Quem olhou para essa atenção em si, não quer mais nada na vida. Apaixona-se perdidamente, descobre como a fonte de tudo.
Por isso dizem que Deus é o mais próximo, o mais perto, o mais íntimo… Está tão colado em você que você não enxerga, porque sua atenção está sempre voltada para alguma coisa e não para si mesma.
Como seria a atenção na atenção? Estar ciente que se está ciente? O espelho que reflete a si mesmo, que olha para si.
Foi a mesma coisa que São Francisco declarou: “aquilo que está olhando é aquilo que eu procuro”. “What is looking, is what I am looking for…”. Aquilo que está consciente em mim é aquilo que eu procuro…
Quem olha para si mesmo, para o que chamam de Self, se apaixona assim como Ramana se apaixonou, não há comparação com nenhuma alegria, porque é a alegria em si. Quando pôde ver quem nele estava ciente de todas as coisas externas ele nunca mais deixou de estar absorvido nesse estado e tornou-se livre.
Ramana Maharshi nasceu na índia em 1879 e faleceu em 1950. Ele mesmo não dava importância ao seu nome e sua história. Sabia que eram miragens sobrepostas em seu eu verdadeiro. Queria apenas que as pessoas descobrissem a si mesmas.
Em todo caso, falaremos mais sobre sua história em outros artigos, pois nos ajuda a entender sua filosofia.

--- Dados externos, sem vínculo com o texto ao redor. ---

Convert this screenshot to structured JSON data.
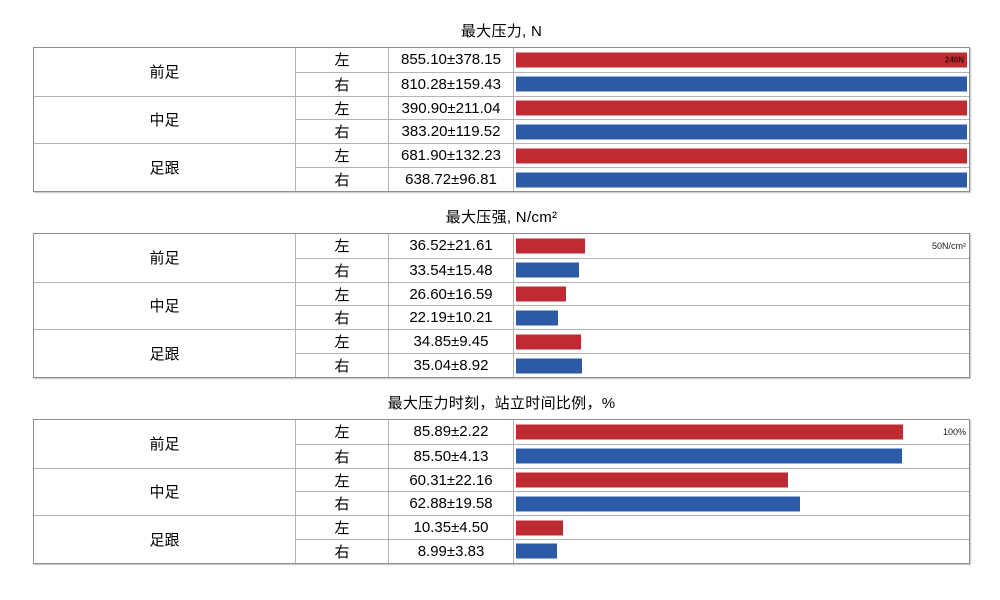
{
  "colors": {
    "left_bar": "#be2b33",
    "right_bar": "#2d5aa7",
    "inner_border": "#b3b3b3",
    "outer_border": "#8e8e8e",
    "scale_label_on_bar": "#4a0c10"
  },
  "tables": [
    {
      "title": "最大压力, N",
      "scale_label": "240N",
      "render_max": 240,
      "groups": [
        {
          "region": "前足",
          "rows": [
            {
              "side": "左",
              "value_text": "855.10±378.15",
              "mean": 855.1,
              "sd": 378.15
            },
            {
              "side": "右",
              "value_text": "810.28±159.43",
              "mean": 810.28,
              "sd": 159.43
            }
          ]
        },
        {
          "region": "中足",
          "rows": [
            {
              "side": "左",
              "value_text": "390.90±211.04",
              "mean": 390.9,
              "sd": 211.04
            },
            {
              "side": "右",
              "value_text": "383.20±119.52",
              "mean": 383.2,
              "sd": 119.52
            }
          ]
        },
        {
          "region": "足跟",
          "rows": [
            {
              "side": "左",
              "value_text": "681.90±132.23",
              "mean": 681.9,
              "sd": 132.23
            },
            {
              "side": "右",
              "value_text": "638.72±96.81",
              "mean": 638.72,
              "sd": 96.81
            }
          ]
        }
      ]
    },
    {
      "title": "最大压强, N/cm²",
      "scale_label": "50N/cm²",
      "render_max": 240,
      "groups": [
        {
          "region": "前足",
          "rows": [
            {
              "side": "左",
              "value_text": "36.52±21.61",
              "mean": 36.52,
              "sd": 21.61
            },
            {
              "side": "右",
              "value_text": "33.54±15.48",
              "mean": 33.54,
              "sd": 15.48
            }
          ]
        },
        {
          "region": "中足",
          "rows": [
            {
              "side": "左",
              "value_text": "26.60±16.59",
              "mean": 26.6,
              "sd": 16.59
            },
            {
              "side": "右",
              "value_text": "22.19±10.21",
              "mean": 22.19,
              "sd": 10.21
            }
          ]
        },
        {
          "region": "足跟",
          "rows": [
            {
              "side": "左",
              "value_text": "34.85±9.45",
              "mean": 34.85,
              "sd": 9.45
            },
            {
              "side": "右",
              "value_text": "35.04±8.92",
              "mean": 35.04,
              "sd": 8.92
            }
          ]
        }
      ]
    },
    {
      "title": "最大压力时刻，站立时间比例，%",
      "scale_label": "100%",
      "render_max": 100,
      "groups": [
        {
          "region": "前足",
          "rows": [
            {
              "side": "左",
              "value_text": "85.89±2.22",
              "mean": 85.89,
              "sd": 2.22
            },
            {
              "side": "右",
              "value_text": "85.50±4.13",
              "mean": 85.5,
              "sd": 4.13
            }
          ]
        },
        {
          "region": "中足",
          "rows": [
            {
              "side": "左",
              "value_text": "60.31±22.16",
              "mean": 60.31,
              "sd": 22.16
            },
            {
              "side": "右",
              "value_text": "62.88±19.58",
              "mean": 62.88,
              "sd": 19.58
            }
          ]
        },
        {
          "region": "足跟",
          "rows": [
            {
              "side": "左",
              "value_text": "10.35±4.50",
              "mean": 10.35,
              "sd": 4.5
            },
            {
              "side": "右",
              "value_text": "8.99±3.83",
              "mean": 8.99,
              "sd": 3.83
            }
          ]
        }
      ]
    }
  ],
  "chart_data": [
    {
      "type": "bar",
      "orientation": "horizontal",
      "title": "最大压力, N",
      "categories": [
        "前足-左",
        "前足-右",
        "中足-左",
        "中足-右",
        "足跟-左",
        "足跟-右"
      ],
      "values": [
        855.1,
        810.28,
        390.9,
        383.2,
        681.9,
        638.72
      ],
      "errors": [
        378.15,
        159.43,
        211.04,
        119.52,
        132.23,
        96.81
      ],
      "axis_max_label": "240N",
      "xlim": [
        0,
        240
      ],
      "bars_clipped_at_max": true,
      "bar_colors_by_side": {
        "左": "#be2b33",
        "右": "#2d5aa7"
      },
      "grid": false,
      "legend": "none"
    },
    {
      "type": "bar",
      "orientation": "horizontal",
      "title": "最大压强, N/cm²",
      "categories": [
        "前足-左",
        "前足-右",
        "中足-左",
        "中足-右",
        "足跟-左",
        "足跟-右"
      ],
      "values": [
        36.52,
        33.54,
        26.6,
        22.19,
        34.85,
        35.04
      ],
      "errors": [
        21.61,
        15.48,
        16.59,
        10.21,
        9.45,
        8.92
      ],
      "axis_max_label": "50N/cm²",
      "xlim_rendered": [
        0,
        240
      ],
      "bar_colors_by_side": {
        "左": "#be2b33",
        "右": "#2d5aa7"
      },
      "grid": false,
      "legend": "none"
    },
    {
      "type": "bar",
      "orientation": "horizontal",
      "title": "最大压力时刻，站立时间比例，%",
      "categories": [
        "前足-左",
        "前足-右",
        "中足-左",
        "中足-右",
        "足跟-左",
        "足跟-右"
      ],
      "values": [
        85.89,
        85.5,
        60.31,
        62.88,
        10.35,
        8.99
      ],
      "errors": [
        2.22,
        4.13,
        22.16,
        19.58,
        4.5,
        3.83
      ],
      "axis_max_label": "100%",
      "xlim": [
        0,
        100
      ],
      "bar_colors_by_side": {
        "左": "#be2b33",
        "右": "#2d5aa7"
      },
      "grid": false,
      "legend": "none"
    }
  ]
}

Ensinava o self-enquiry, auto-investigação… Pergunte a você o tempo todo “quem sou eu?”. Tirando todas essas coisas passageiras, o que sobra, quem sou eu de verdade? Não sou esse nome, essa história de vida, meu passado ou futuro, esse lugar que vivo, esses atos que cometi, esses pensamentos que acontecem sozinhos… Quem sou eu tirando isso tudo? Sobra o que?